= Michael O'Hara (writer) =

American screenwriter

Michael J. O’Hara is an American author, screenwriter and producer.

== Early life ==
O’Hara was born in New York City and raised in the Inwood section of Northern Manhattan. He graduated with a B.A. in English and Government from Manhattan College.

== Career ==
After college, O’Hara worked as a political reporter for two Gannett newspapers (The Titusville Star Advocate and Cocoa Today).

He moved to Hollywood in the late 1970s and ended up working in the press department at NBC, becoming NBC's V.P. of West Coast Publicity and, later, an executive producer and screenwriter.

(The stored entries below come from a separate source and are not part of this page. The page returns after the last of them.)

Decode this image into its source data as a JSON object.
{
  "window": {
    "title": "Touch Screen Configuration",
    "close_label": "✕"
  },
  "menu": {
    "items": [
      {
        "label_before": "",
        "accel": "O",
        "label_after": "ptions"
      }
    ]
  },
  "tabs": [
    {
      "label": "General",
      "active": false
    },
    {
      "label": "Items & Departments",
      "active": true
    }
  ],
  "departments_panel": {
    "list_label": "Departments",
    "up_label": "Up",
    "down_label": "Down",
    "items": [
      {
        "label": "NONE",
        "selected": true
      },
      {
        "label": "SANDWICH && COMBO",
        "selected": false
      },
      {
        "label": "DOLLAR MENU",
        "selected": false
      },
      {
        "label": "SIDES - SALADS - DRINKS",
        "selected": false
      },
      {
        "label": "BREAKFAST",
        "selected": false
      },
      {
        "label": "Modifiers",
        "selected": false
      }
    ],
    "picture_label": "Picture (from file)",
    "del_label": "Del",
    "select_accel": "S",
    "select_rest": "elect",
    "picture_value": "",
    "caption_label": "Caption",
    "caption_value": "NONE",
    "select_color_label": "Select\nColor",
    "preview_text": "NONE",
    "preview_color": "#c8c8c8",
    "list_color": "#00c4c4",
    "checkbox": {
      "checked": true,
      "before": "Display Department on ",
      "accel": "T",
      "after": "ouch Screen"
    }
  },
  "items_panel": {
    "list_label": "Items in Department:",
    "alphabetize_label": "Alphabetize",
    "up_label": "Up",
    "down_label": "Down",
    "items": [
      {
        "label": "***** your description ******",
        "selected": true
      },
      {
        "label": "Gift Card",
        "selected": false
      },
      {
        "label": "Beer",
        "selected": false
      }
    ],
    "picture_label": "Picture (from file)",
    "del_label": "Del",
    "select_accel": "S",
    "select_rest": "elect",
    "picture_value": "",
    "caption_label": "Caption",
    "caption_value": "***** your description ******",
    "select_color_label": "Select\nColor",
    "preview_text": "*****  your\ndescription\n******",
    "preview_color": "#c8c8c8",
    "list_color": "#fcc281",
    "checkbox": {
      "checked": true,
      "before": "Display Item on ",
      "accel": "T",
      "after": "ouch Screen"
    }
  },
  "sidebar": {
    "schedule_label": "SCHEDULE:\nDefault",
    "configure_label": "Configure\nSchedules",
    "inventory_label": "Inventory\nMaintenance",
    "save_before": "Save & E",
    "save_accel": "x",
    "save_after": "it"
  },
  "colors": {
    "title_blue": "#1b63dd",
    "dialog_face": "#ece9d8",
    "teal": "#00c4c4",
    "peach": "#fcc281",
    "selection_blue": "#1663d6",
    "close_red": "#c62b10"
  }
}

His first novel, Dos Angeles, was published in the fall of 2015.

== Filmography ==

=== Writer ===

==== Television series ====
1. Chicago Story: Not Quite Paradise: Part 1 - 1982
2. Chicago Story: Not Quite Paradise: Part 2 - 1982
3. Murder in the Heartland (Mini-Series) - 1993

==== Television Movies ====
1. Those She Left Behind - 1989
2. She Said No - 1990
3. Switched at Birth - 1991
4. She Woke Up Pregnant - 1996
5. One Hot Summer Night - 1998
6. In His Life: The John Lennon Story - 2000
7. 1st to Die - 2003

=== Executive producer ===

==== Television series ====
1. Murder in the Heartland - 1993

==== Television Movies ====
1. She Said No - 1990
2. Switched at Birth - 1991
3. Bloodlines: Murder in the Family - 1993
4. Moment of Truth: Stalking Back - 1993
5. Moment of Truth: To Walk Again - 1994
6. Moment of Truth: Broken Pledges - 1994
7. Moment of Truth: Cradle of Conspiracy - 1994
8. Heart of a Child - 1994
9. Twilight Zone: Rod Serling's Lost Classics - 1994
10. Moment of Truth: Caught in the Crossfire - 1994
11. Moment of Truth: Cult Rescue - 1994
12. The Other Mother: A Moment of Truth Movie - 1995
13. Deceived by Trust: A Moment of Truth Movie - 1995
14. Eye of the Stalker - 1995
15. Justice for Annie: A Moment of Truth Movie - 1996
16. A Secret Between Friends: A Moment of Truth Movie - 1996
17. She Woke Up Pregnant - 1996
18. Abduction of Innocence - 1996
19. Badge of Betrayal - 1997
20. A Child's Wish - 1997
21. Moment of Truth: Into the Arms of Danger - 1997
22. The Accident: A Moment of Truth Movie - 1997
23. Shattered Hearts: A Moment of Truth Movie - 1998
24. I Know What You Did - 1998
25. Playing to Win: A Moment of Truth Movie - 1998
26. One Hot Summer Night - 1998
27. Nobody Lives Forever - 1998
28. Broken Silence: A Moment of Truth Movie - 1998
29. Someone to Love Me - 1998
30. In His Life: The John Lennon Story - 2000
31. 1st to Die - 2003

== Awards ==
Besides an Emmy nomination ("Switched at Birth"), other honors include: a Christopher Award (“A Child’s Wish”); a Prism Award (“The Accident”); and the Media Award from The National Council on Problem Gambling (“Playing to Win.”)

== Personal life ==
O’Hara and his wife Doris live in Malibu, California. They have two children, Mariah and John.